Tanto el aceite de pescado como el aceite de hígado de bacalao son suplementos de ácidos grasos omega-3, pero difieren significativamente en su composición y beneficios. Mientras que el aceite de pescado estándar se enfoca en la salud cardiovascular, el aceite de hígado de bacalao aporta altas concentraciones de vitaminas A y D, lo que requiere precaución en las dosis para evitar toxicidad.
Diferencias fundamentales entre ambos suplementos
El aceite de pescado se extrae principalmente del tejido de pescados grasos como el salmón, la caballa, las anchoas y las sardinas. Según EatingWell, este suplemento es rico en ácidos grasos omega-3, específicamente en ácido eicosapentaenoico (EPA) y ácido docosahexaenoico (DHA), los cuales son fundamentales para reducir la inflamación y favorecer la salud del corazón.
Por otro lado, el aceite de hígado de bacalao proviene exclusivamente del hígado del bacalao.
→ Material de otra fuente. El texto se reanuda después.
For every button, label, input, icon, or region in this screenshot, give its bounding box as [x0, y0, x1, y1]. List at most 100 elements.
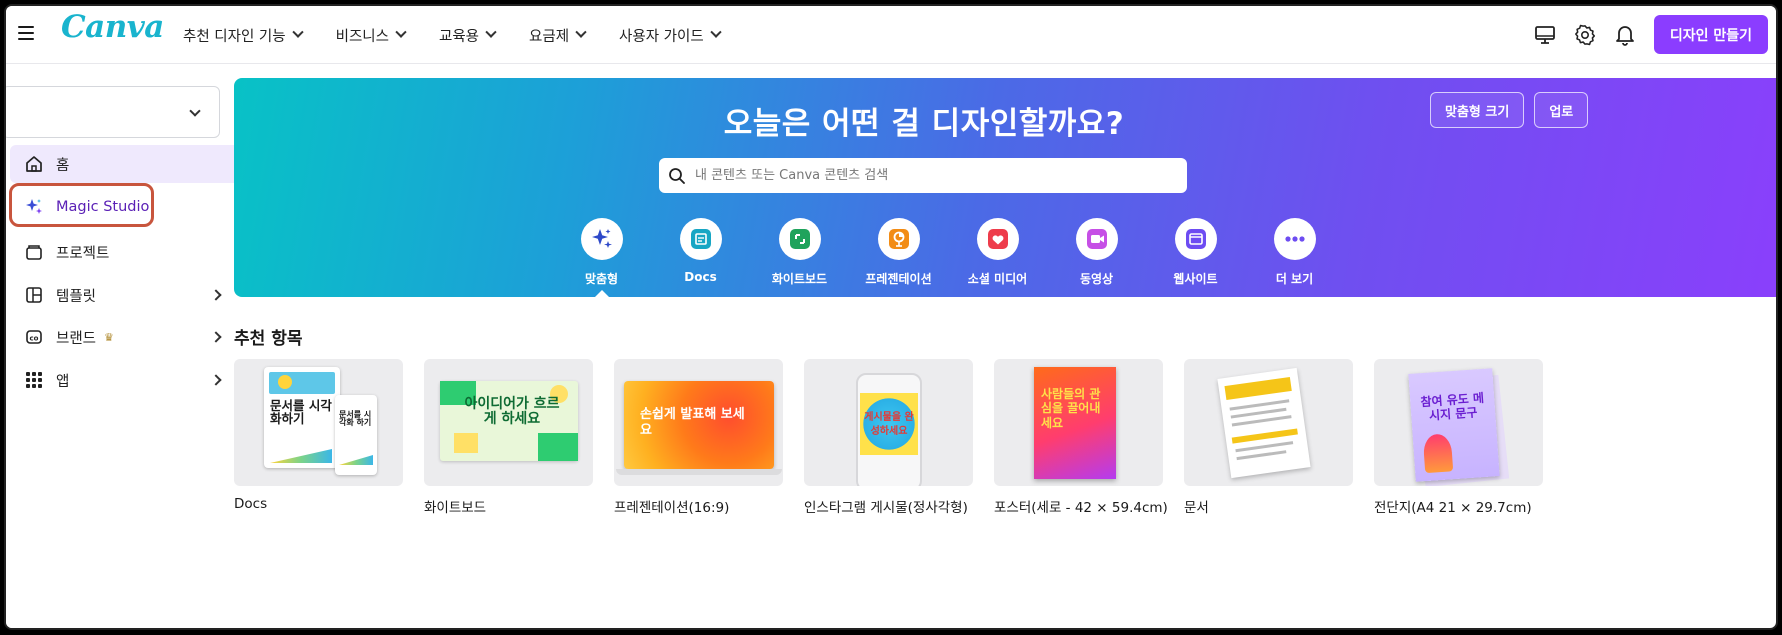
card-label: Docs: [234, 496, 268, 512]
custom-size-button[interactable]: 맞춤형 크기: [1430, 92, 1525, 128]
sparkle-icon: [591, 229, 612, 248]
card-thumbnail: [1184, 359, 1353, 486]
chevron-down-icon: [291, 26, 304, 38]
sidebar-item-label: 브랜드: [56, 330, 97, 347]
sidebar-item-label: Magic Studio: [56, 199, 150, 215]
video-icon: [1086, 229, 1107, 249]
search-bar[interactable]: [659, 158, 1187, 193]
category-docs[interactable]: Docs: [651, 218, 750, 287]
sidebar-item-label: 프로젝트: [56, 245, 110, 262]
website-icon: [1185, 229, 1206, 249]
category-presentation[interactable]: 프레젠테이션: [849, 218, 948, 287]
docs-icon: [690, 229, 711, 249]
heart-icon: [987, 229, 1008, 249]
category-website[interactable]: 웹사이트: [1146, 218, 1245, 287]
card-document[interactable]: 문서: [1184, 359, 1353, 516]
card-flyer[interactable]: 참여 유도 메시지 문구 전단지(A4 21 × 29.7cm): [1374, 359, 1543, 516]
chevron-right-icon: [210, 374, 222, 386]
sidebar-item-label: 템플릿: [56, 288, 97, 305]
thumb-headline: 참여 유도 메시지 문구: [1420, 390, 1485, 424]
more-icon: [1284, 236, 1305, 242]
card-presentation[interactable]: 손쉽게 발표해 보세요 프레젠테이션(16:9): [614, 359, 783, 516]
team-selector[interactable]: [6, 86, 220, 138]
top-nav: 추천 디자인 기능 비즈니스 교육용 요금제 사용자 가이드: [183, 6, 754, 64]
thumb-headline: 사람들의 관심을 끌어내세요: [1041, 387, 1101, 430]
top-bar: Canva 추천 디자인 기능 비즈니스 교육용 요금제 사용자 가이드 디자인…: [6, 6, 1776, 64]
sidebar-item-label: 홈: [56, 157, 70, 174]
bell-icon[interactable]: [1612, 22, 1638, 48]
card-instagram-post[interactable]: 게시물을 완성하세요 인스타그램 게시물(정사각형): [804, 359, 973, 516]
card-label: 프레젠테이션(16:9): [614, 500, 730, 516]
chevron-right-icon: [210, 289, 222, 301]
section-title-recommended: 추천 항목: [234, 329, 303, 349]
nav-user-guide[interactable]: 사용자 가이드: [619, 25, 722, 46]
category-social-media[interactable]: 소셜 미디어: [948, 218, 1047, 287]
sidebar: 홈 Magic Studio 프로젝트 템플릿 co 브랜드 ♛ 앱: [6, 64, 242, 628]
menu-icon[interactable]: [18, 26, 34, 40]
hero-banner: 오늘은 어떤 걸 디자인할까요? 맞춤형 크기 업로 맞춤형 Docs: [234, 78, 1776, 297]
category-custom[interactable]: 맞춤형: [552, 218, 651, 297]
chevron-down-icon: [575, 26, 587, 38]
folder-icon: [24, 242, 44, 262]
nav-business[interactable]: 비즈니스: [336, 25, 407, 46]
brand-icon: co: [24, 327, 44, 347]
create-design-button[interactable]: 디자인 만들기: [1653, 15, 1768, 54]
thumb-headline: 게시물을 완성하세요: [864, 412, 914, 437]
search-input[interactable]: [695, 168, 1187, 183]
selected-pointer: [592, 290, 611, 297]
thumb-headline: 아이디어가 흐르게 하세요: [464, 396, 560, 427]
card-thumbnail: 아이디어가 흐르게 하세요: [424, 359, 593, 486]
card-label: 문서: [1184, 500, 1209, 516]
presentation-icon: [888, 229, 909, 249]
apps-grid-icon: [24, 370, 44, 390]
card-thumbnail: 손쉽게 발표해 보세요: [614, 359, 783, 486]
sidebar-item-apps[interactable]: 앱: [10, 361, 242, 399]
sidebar-item-home[interactable]: 홈: [10, 145, 242, 183]
category-video[interactable]: 동영상: [1047, 218, 1146, 287]
whiteboard-icon: [789, 229, 810, 249]
upload-button[interactable]: 업로: [1534, 92, 1589, 128]
svg-text:co: co: [30, 335, 39, 343]
template-icon: [24, 285, 44, 305]
card-poster[interactable]: 사람들의 관심을 끌어내세요 포스터(세로 - 42 × 59.4cm): [994, 359, 1168, 516]
sidebar-item-label: 앱: [56, 373, 70, 390]
sidebar-item-templates[interactable]: 템플릿: [10, 276, 242, 314]
chevron-down-icon: [395, 26, 407, 38]
gear-icon[interactable]: [1572, 22, 1598, 48]
thumb-headline: 문서를 시각화하기: [270, 398, 332, 427]
nav-education[interactable]: 교육용: [439, 25, 497, 46]
card-whiteboard[interactable]: 아이디어가 흐르게 하세요 화이트보드: [424, 359, 593, 516]
card-thumbnail: 참여 유도 메시지 문구: [1374, 359, 1543, 486]
chevron-right-icon: [210, 331, 222, 343]
home-icon: [24, 154, 44, 174]
desktop-app-icon[interactable]: [1532, 22, 1558, 48]
card-label: 포스터(세로 - 42 × 59.4cm): [994, 500, 1168, 516]
thumb-headline: 손쉽게 발표해 보세요: [640, 407, 745, 439]
chevron-down-icon: [189, 105, 201, 117]
crown-icon: ♛: [104, 330, 114, 344]
card-label: 인스타그램 게시물(정사각형): [804, 500, 968, 516]
category-whiteboard[interactable]: 화이트보드: [750, 218, 849, 287]
sidebar-item-projects[interactable]: 프로젝트: [10, 233, 242, 271]
category-shortcuts: 맞춤형 Docs 화이트보드 프레젠테이션 소셜 미디어 동영상 웹사이트 더 …: [552, 218, 1344, 297]
chevron-down-icon: [710, 26, 722, 38]
sidebar-item-brand[interactable]: co 브랜드 ♛: [10, 318, 242, 356]
recommended-cards: 문서를 시각화하기 문서를 시각화 하기 Docs 아이디어가 흐르게 하세요: [234, 359, 1564, 516]
canva-window: Canva 추천 디자인 기능 비즈니스 교육용 요금제 사용자 가이드 디자인…: [6, 6, 1776, 628]
card-thumbnail: 문서를 시각화하기 문서를 시각화 하기: [234, 359, 403, 486]
top-right-actions: 디자인 만들기: [1518, 15, 1768, 54]
canva-logo[interactable]: Canva: [61, 9, 164, 45]
card-thumbnail: 사람들의 관심을 끌어내세요: [994, 359, 1163, 486]
thumb-subheadline: 문서를 시각화 하기: [339, 410, 372, 428]
hero-actions: 맞춤형 크기 업로: [1430, 92, 1598, 128]
category-more[interactable]: 더 보기: [1245, 218, 1344, 287]
chevron-down-icon: [485, 26, 497, 38]
sidebar-item-magic-studio[interactable]: Magic Studio: [10, 188, 242, 226]
search-icon: [659, 158, 695, 193]
card-label: 전단지(A4 21 × 29.7cm): [1374, 500, 1532, 516]
sparkle-icon: [24, 197, 44, 217]
nav-pricing[interactable]: 요금제: [529, 25, 587, 46]
card-docs[interactable]: 문서를 시각화하기 문서를 시각화 하기 Docs: [234, 359, 403, 516]
nav-featured[interactable]: 추천 디자인 기능: [183, 25, 304, 46]
hero-title: 오늘은 어떤 걸 디자인할까요?: [723, 106, 1125, 142]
Aunque también contiene omega-3, su perfil nutricional es distinto. La fuente destaca que este aceite es una fuente natural potente de vitamina A y vitamina D. Esta diferencia es crucial: mientras que el aceite de pescado suele ser seguro para el consumo diario, las altas cantidades de vitaminas liposolubles en el aceite de hígado de bacalao pueden acumularse en el cuerpo, lo que obliga a un control más estricto sobre la ingesta para evitar efectos secundarios.
¿Cuál es mejor para la salud cardiovascular?
Para quienes buscan específicamente proteger su sistema cardiovascular, el aceite de pescado es generalmente la opción recomendada. EatingWell indica que los beneficios para el corazón, como la reducción de los niveles de triglicéridos y la disminución de la presión arterial, están vinculados principalmente a las concentraciones de EPA y DHA presentes en el aceite de pescado estándar.
El uso de aceite de hígado de bacalao no suele priorizarse para fines cardiovasculares debido a que su aporte de vitaminas A y D es el objetivo principal del suplemento. Si una persona opta por el aceite de hígado de bacalao, es necesario verificar que la dosis de vitamina A no exceda los límites recomendados por las autoridades sanitarias, ya que la toxicidad por vitamina A es un riesgo documentado con el uso excesivo de este producto.
Consideraciones antes de iniciar la suplementación
Antes de añadir cualquiera de estos suplementos a la dieta, es fundamental considerar la calidad del producto. Los suplementos de pescado pueden contener mercurio u otros contaminantes ambientales, por lo que es vital elegir marcas que cuenten con certificaciones de terceros sobre su pureza.
Además, EatingWell advierte que los suplementos no deben reemplazar una dieta equilibrada rica en pescados grasos naturales. La consulta con un profesional de la salud es necesaria, especialmente si el paciente ya consume medicamentos anticoagulantes, ya que los omega-3 pueden tener efectos en la coagulación sanguínea. En resumen, la elección depende del objetivo: salud del corazón (aceite de pescado) o suplementación vitamínica específica (aceite de hígado de bacalao).